GM1 Gangliosidosis clinical trials at University of California Health
2 research studies open to eligible people
GM1 and GM2 Gangliosidosis PROspective Neurological Disease TrajectOry Study (PRONTO)
open to eligible people ages 2-20
The study aims to characterize prospectively longitudinal progression of neurological domains in GM1 and GM2 Gangliosidosis patients with high-quality standards (GCP compliant).

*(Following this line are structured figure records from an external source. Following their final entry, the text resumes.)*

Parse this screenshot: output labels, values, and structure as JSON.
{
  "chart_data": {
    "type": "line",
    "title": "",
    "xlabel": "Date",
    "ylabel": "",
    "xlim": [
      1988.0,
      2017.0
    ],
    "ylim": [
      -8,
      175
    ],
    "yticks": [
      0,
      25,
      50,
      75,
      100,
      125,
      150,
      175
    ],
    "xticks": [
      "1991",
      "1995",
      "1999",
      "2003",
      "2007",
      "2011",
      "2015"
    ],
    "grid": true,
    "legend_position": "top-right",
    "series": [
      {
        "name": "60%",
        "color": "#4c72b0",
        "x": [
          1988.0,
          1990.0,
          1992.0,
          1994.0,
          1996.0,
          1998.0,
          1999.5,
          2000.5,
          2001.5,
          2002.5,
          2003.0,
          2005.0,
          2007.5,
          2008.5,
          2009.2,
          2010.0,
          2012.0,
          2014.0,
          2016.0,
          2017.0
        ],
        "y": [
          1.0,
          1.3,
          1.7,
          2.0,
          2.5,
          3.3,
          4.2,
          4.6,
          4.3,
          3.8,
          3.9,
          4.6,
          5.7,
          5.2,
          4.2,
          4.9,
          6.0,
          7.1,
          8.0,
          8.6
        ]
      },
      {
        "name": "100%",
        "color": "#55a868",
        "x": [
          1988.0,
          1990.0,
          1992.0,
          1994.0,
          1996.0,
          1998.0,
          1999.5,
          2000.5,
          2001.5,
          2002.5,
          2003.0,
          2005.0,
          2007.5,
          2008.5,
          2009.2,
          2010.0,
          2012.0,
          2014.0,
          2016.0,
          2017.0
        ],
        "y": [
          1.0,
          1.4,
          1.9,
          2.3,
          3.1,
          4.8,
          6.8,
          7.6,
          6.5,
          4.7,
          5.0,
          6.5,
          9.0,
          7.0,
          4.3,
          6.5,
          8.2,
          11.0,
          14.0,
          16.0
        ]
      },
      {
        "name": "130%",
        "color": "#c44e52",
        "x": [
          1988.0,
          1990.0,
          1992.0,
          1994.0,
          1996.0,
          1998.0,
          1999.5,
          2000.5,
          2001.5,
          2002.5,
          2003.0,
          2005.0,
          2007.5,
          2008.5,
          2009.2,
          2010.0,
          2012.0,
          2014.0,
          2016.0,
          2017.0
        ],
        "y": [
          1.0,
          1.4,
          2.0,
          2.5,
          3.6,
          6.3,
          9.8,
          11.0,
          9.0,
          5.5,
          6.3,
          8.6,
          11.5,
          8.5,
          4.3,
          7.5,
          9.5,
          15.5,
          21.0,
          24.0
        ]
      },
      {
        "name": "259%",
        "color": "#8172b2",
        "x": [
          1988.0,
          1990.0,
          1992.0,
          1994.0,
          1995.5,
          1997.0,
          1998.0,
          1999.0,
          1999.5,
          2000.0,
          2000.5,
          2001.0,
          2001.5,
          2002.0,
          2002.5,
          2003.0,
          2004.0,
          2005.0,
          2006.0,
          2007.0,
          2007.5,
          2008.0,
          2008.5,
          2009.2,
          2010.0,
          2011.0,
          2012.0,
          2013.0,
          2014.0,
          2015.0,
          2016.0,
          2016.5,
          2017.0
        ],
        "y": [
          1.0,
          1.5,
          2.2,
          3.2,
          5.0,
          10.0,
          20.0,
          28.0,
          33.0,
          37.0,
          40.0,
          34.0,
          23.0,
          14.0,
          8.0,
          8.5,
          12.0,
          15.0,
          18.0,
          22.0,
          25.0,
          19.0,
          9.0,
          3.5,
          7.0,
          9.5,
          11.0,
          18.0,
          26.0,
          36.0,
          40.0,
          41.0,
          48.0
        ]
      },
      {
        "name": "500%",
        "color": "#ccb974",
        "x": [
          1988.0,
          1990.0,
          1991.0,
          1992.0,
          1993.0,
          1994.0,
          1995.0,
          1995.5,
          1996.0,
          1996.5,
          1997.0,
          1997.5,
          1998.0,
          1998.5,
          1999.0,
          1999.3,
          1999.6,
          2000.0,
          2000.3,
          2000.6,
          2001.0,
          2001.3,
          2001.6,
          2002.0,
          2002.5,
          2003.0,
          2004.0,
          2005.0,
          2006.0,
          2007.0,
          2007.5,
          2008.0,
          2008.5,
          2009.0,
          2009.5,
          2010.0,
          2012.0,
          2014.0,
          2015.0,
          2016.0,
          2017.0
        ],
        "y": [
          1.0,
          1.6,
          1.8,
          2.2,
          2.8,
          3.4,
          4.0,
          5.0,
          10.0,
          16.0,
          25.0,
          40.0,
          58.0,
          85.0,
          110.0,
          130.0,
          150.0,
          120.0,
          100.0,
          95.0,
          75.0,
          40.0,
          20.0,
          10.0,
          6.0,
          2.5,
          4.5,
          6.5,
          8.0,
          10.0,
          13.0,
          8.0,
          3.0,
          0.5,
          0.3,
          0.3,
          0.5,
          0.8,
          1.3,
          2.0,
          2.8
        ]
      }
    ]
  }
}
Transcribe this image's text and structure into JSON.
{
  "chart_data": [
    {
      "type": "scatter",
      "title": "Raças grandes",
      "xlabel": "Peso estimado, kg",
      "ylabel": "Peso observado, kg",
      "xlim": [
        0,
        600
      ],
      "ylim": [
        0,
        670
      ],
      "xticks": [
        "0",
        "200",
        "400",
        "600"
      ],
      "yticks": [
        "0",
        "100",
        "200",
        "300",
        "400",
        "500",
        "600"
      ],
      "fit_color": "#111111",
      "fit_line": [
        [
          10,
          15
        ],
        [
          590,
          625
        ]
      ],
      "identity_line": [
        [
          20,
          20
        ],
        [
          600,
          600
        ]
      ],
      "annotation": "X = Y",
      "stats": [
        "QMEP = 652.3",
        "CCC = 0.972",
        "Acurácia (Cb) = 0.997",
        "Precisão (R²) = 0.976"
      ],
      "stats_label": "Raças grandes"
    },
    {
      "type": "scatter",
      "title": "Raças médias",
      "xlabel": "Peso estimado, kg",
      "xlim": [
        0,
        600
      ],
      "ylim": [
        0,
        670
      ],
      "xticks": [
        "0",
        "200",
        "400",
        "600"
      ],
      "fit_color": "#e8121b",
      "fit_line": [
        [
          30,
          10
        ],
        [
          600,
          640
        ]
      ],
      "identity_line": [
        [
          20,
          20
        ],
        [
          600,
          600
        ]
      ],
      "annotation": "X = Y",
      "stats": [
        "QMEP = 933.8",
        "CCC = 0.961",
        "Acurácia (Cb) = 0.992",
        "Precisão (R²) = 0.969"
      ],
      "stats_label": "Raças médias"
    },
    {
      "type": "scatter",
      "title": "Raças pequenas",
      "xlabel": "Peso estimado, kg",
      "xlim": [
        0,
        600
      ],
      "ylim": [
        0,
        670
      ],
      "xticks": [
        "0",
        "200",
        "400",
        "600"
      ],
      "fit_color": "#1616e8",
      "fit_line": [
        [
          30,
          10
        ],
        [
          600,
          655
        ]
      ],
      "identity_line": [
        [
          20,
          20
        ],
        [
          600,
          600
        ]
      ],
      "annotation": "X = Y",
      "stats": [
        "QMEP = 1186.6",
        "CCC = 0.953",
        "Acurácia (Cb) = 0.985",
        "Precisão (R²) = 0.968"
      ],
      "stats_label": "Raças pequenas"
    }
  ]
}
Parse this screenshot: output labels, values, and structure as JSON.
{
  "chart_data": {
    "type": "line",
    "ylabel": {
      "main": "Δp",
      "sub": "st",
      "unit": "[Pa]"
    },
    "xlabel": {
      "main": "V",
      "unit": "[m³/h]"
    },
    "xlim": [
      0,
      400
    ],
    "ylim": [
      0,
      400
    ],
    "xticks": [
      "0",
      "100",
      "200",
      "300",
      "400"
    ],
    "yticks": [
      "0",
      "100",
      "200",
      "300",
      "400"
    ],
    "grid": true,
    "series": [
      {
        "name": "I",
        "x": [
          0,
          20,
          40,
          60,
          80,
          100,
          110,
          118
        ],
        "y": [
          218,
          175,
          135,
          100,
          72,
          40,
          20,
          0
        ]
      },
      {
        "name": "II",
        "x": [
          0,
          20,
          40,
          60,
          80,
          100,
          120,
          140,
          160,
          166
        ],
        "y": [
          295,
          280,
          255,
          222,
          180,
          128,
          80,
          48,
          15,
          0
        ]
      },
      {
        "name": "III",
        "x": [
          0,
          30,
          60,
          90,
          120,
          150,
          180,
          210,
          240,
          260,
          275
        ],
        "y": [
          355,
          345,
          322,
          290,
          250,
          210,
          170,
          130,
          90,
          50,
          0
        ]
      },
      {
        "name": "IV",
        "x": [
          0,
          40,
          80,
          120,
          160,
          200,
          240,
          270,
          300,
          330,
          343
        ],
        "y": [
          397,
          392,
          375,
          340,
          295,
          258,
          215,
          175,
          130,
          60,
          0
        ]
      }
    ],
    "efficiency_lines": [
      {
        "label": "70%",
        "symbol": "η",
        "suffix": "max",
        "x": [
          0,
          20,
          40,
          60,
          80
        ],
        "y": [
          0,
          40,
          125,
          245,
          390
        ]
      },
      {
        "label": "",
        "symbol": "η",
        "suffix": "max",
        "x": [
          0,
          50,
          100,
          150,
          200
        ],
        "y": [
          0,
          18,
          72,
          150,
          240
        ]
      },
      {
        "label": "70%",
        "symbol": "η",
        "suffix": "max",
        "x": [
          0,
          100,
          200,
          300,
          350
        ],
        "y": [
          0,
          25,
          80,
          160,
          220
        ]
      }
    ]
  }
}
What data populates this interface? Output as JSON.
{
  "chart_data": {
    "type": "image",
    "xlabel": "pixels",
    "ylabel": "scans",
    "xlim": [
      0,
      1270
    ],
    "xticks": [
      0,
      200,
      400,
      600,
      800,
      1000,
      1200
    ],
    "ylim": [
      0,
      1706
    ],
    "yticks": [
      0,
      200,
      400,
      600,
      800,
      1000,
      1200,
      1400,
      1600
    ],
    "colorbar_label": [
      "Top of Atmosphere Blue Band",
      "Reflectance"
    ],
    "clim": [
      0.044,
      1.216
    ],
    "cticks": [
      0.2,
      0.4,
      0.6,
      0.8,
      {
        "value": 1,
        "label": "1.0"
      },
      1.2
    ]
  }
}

Natural History Study of Infantile and Juvenile GM1 Gangliosidosis (GM1) Patients
open to all eligible people
Owing to the rarity, severity, speed of progression and fatal prognosis of infantile and juvenile GM1, there is a limited understanding of overall disease progression and meaningful outcome measures. This study aims to build a natural history data set through collection of a number of clinical, imaging, and laboratory assessments that may be specific predictors of GM1 disease progression and clinical outcome. Having a GM1 natural history data set can inform potential efficacy endpoints and biomarkers for future clinical trials. This natural history study will follow up to 40 subjects diagnosed with GM1 gangliosidosis (up to 20 infantile (Type 1) and 20 late infantile/juvenile (Type 2)) for up to 3 years. Visits will be conducted every 6 months, during which several procedures will be performed and the data recorded in order to learn about the natural course of the disease, including changes in clinical and neurological assessments and electrophysiologic, imaging and biofluid biomarkers. Study procedures include: physical & neurological exam, blood & urine sample collection, questionnaires & assessments of development, seizure diary, ECHO, ECG, x-ray and ultrasound (if MRI not performed), EEG and genetic testing (if not already done). The following procedures are subject to local/institutional policies and the medical discretion of the Study Physician: MRI, lumbar puncture (spinal tap) and General anesthesia/sedation (for MRI and LP).
Our lead scientists for GM1 Gangliosidosis research studies include Caroline Hastings, MD.